Does Faith in Jesus Produce Guilt?
I recently got invited onto a radio show to chat with John W. Loftus about his book Why I Became an Atheist: A Former Preacher Rejects Christianity.
My guess is that my book's subtitle—Confessions of a Turncoat Atheist—is what got me on the show. Two stories from people who went different directions! It looks like we tape in a couple of weeks; I'll keep you posted.
But that did motivate me to pick up Mr. Loftus' book. It's a long one, 428 pages with chapter titles like "Do Miracles Take Place?" and "The Strange and Superstitious World of the Bible" and "The Problem of Unanswered Prayer." I'm just at the start, but he starts with a bang, filling out his own story of pastoring, picking up advanced theological degrees (with big name advisers like William Lane Craig), then experiencing a series of disillusioning events—having an affair with a woman who then went on a vendetta against him, going through a series of ugly church episodes where his motives were misunderstood, finally remarrying a wonderful woman who, among other virtues, shares an atheism with him which has contributed to the life-giving freedom he's now experiencing, post-faith.

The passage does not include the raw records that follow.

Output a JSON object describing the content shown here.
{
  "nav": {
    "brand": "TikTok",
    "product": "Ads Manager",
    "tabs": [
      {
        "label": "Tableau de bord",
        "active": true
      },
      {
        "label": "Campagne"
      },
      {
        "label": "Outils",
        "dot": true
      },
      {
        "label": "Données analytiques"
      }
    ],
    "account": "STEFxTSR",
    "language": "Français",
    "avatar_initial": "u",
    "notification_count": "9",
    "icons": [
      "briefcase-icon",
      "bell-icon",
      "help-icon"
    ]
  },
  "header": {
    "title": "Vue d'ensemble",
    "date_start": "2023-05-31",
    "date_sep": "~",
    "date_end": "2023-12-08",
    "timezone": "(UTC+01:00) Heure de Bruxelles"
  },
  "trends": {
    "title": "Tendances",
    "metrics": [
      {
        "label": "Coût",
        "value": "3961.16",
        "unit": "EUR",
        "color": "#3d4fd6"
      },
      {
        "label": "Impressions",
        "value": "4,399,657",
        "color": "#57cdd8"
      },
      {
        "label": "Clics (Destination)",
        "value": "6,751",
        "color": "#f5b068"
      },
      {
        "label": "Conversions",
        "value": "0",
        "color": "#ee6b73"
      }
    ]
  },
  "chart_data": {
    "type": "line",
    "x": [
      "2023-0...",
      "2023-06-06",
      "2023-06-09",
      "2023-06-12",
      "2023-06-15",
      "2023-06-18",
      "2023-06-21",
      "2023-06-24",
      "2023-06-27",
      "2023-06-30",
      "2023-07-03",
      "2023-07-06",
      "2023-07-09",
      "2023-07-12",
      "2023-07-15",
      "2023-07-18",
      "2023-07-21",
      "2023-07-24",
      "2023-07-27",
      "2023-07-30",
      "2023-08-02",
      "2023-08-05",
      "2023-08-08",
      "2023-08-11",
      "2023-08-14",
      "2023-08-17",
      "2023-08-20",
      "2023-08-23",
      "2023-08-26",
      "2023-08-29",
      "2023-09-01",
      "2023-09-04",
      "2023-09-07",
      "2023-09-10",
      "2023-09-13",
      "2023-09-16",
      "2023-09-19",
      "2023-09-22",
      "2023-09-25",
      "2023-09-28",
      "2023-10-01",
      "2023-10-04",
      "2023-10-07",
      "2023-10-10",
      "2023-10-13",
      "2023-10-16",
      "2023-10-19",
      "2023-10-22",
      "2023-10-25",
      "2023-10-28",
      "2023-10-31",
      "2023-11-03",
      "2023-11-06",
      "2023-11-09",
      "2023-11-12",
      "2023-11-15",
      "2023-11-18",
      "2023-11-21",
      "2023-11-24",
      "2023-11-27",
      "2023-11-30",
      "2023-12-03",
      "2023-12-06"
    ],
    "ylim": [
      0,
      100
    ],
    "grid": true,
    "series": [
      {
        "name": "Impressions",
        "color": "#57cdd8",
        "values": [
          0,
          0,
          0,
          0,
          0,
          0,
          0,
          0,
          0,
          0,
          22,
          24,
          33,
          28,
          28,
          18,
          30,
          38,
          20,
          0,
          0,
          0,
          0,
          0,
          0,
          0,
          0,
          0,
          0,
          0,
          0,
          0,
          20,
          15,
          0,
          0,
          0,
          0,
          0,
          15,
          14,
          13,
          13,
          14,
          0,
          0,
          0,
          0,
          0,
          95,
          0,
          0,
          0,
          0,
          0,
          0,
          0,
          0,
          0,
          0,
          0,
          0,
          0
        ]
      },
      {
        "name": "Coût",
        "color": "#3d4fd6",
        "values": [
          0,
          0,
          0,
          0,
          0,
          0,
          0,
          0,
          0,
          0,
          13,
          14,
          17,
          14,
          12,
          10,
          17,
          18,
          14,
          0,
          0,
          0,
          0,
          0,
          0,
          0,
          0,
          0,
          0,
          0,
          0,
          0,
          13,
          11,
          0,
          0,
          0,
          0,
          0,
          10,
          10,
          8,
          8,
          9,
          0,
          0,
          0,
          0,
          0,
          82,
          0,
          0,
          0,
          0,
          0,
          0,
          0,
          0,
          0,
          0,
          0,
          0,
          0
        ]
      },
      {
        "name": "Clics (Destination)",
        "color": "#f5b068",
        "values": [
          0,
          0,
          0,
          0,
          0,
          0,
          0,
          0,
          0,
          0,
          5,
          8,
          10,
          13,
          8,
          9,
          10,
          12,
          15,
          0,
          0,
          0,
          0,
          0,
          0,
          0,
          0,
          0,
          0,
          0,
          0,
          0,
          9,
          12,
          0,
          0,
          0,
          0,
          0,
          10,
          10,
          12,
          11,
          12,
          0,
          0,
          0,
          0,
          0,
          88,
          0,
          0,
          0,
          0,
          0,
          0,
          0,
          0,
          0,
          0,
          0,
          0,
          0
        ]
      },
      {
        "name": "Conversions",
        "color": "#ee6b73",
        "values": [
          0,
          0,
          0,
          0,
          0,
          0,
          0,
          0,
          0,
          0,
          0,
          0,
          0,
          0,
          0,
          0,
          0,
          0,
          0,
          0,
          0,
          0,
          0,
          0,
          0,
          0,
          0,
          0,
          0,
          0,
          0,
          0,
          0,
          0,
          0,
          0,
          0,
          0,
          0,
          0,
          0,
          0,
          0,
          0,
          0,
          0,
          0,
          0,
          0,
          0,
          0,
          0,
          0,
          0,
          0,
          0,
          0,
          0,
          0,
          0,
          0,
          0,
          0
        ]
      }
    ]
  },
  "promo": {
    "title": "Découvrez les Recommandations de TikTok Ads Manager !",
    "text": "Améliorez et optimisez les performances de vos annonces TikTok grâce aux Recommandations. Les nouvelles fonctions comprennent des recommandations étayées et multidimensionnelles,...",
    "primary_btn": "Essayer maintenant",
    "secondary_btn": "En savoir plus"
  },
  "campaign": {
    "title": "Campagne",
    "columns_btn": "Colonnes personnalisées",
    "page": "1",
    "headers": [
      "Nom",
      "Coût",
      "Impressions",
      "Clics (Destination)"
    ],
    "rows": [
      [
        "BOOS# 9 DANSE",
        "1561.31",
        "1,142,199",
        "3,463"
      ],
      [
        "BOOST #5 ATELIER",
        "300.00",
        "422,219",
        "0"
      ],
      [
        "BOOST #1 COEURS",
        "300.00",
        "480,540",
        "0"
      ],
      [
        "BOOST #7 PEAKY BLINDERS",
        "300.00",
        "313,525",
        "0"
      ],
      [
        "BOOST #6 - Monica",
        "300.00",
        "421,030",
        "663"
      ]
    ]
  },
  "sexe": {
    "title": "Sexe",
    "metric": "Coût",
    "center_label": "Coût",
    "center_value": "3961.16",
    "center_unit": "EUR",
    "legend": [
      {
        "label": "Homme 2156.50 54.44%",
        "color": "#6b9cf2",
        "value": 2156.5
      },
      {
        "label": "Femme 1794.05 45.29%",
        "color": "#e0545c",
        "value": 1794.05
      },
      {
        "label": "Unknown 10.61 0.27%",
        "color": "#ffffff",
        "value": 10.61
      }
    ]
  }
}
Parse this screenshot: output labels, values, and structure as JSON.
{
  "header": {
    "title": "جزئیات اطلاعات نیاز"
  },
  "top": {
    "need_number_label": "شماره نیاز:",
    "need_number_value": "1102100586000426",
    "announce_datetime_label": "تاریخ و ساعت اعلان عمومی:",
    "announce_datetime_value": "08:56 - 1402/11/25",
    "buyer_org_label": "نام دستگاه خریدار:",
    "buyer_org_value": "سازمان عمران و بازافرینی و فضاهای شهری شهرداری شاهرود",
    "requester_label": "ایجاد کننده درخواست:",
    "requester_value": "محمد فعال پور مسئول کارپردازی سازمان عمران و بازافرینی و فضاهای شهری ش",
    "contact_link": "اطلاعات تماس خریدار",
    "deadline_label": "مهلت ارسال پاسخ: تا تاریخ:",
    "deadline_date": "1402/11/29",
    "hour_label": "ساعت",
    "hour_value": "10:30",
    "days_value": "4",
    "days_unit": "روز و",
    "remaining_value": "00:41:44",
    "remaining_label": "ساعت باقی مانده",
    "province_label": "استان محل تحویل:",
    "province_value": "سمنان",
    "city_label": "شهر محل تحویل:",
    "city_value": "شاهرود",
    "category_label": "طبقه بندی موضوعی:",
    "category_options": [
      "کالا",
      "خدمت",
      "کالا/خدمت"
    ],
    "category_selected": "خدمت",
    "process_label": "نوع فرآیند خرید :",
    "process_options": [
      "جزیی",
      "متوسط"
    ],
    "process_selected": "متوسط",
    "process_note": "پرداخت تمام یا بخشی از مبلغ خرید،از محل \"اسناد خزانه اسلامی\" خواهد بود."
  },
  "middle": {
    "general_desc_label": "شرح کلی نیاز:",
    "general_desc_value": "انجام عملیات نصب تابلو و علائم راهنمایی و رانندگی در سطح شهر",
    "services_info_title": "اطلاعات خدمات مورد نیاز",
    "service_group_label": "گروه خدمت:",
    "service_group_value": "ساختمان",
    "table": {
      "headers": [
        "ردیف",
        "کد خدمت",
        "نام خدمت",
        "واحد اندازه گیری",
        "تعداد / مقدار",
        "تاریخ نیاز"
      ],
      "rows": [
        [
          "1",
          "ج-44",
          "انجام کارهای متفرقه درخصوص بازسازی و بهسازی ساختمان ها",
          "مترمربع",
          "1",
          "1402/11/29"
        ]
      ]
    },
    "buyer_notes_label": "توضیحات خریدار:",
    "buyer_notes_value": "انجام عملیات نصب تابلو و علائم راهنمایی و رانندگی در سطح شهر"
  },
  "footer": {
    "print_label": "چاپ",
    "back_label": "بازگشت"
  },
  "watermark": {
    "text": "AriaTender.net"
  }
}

And his story is central to his first major objection to faith, one that I have a lot of sympathy with and would love your thoughts on.
Namely does faith in Jesus by definition produce one of two equally unappealing states of being: constant, low-level guilt or an unexamined, denial-driven life?
How could we not live in constant guilt, Loftus asks. The demands of the Bible are that we pretty much never screw up. (Yes, forgiveness is a major feature of New Testament faith, but there is a constant moral code present as well. If you "get forgiven" but don't do so well at changing your ways…well, that's bad.) It also has high standards towards things very few of us feel regularly good at: constant fruitful evangelism, persistent care for the poor, tithing and free-flowing financial generosity, and an immaculate inner life (no lust, no unresolved anger). Far from removing burdens from our life, sincere faith by definition adds burdens.
The only way past these burdens is to be shallow and unreflective. A bumper-sticker faith (along the lines, say, of "I'm not perfect—just forgiven!") can superficially remove this tension by ignoring it. So pick your poison: constant unresolved burden or a lobotomy.
What do you think? (Since I'll soon be chatting about such things on air, I'm serious—what do you think?!)
But I think Mr. Loftus is onto something. Either this can be spun on its head (i.e., far from adding burdens, faith in Jesus is our only hope of removing intrinsic burdens) or this is a major problem for faith. I'm guessing that some distinctions we often chat about here—a living experience of God versus experiencing God as a compelling concept) would have to play in.
But, that said, what do you think? Is he onto something? How do you work with his objection?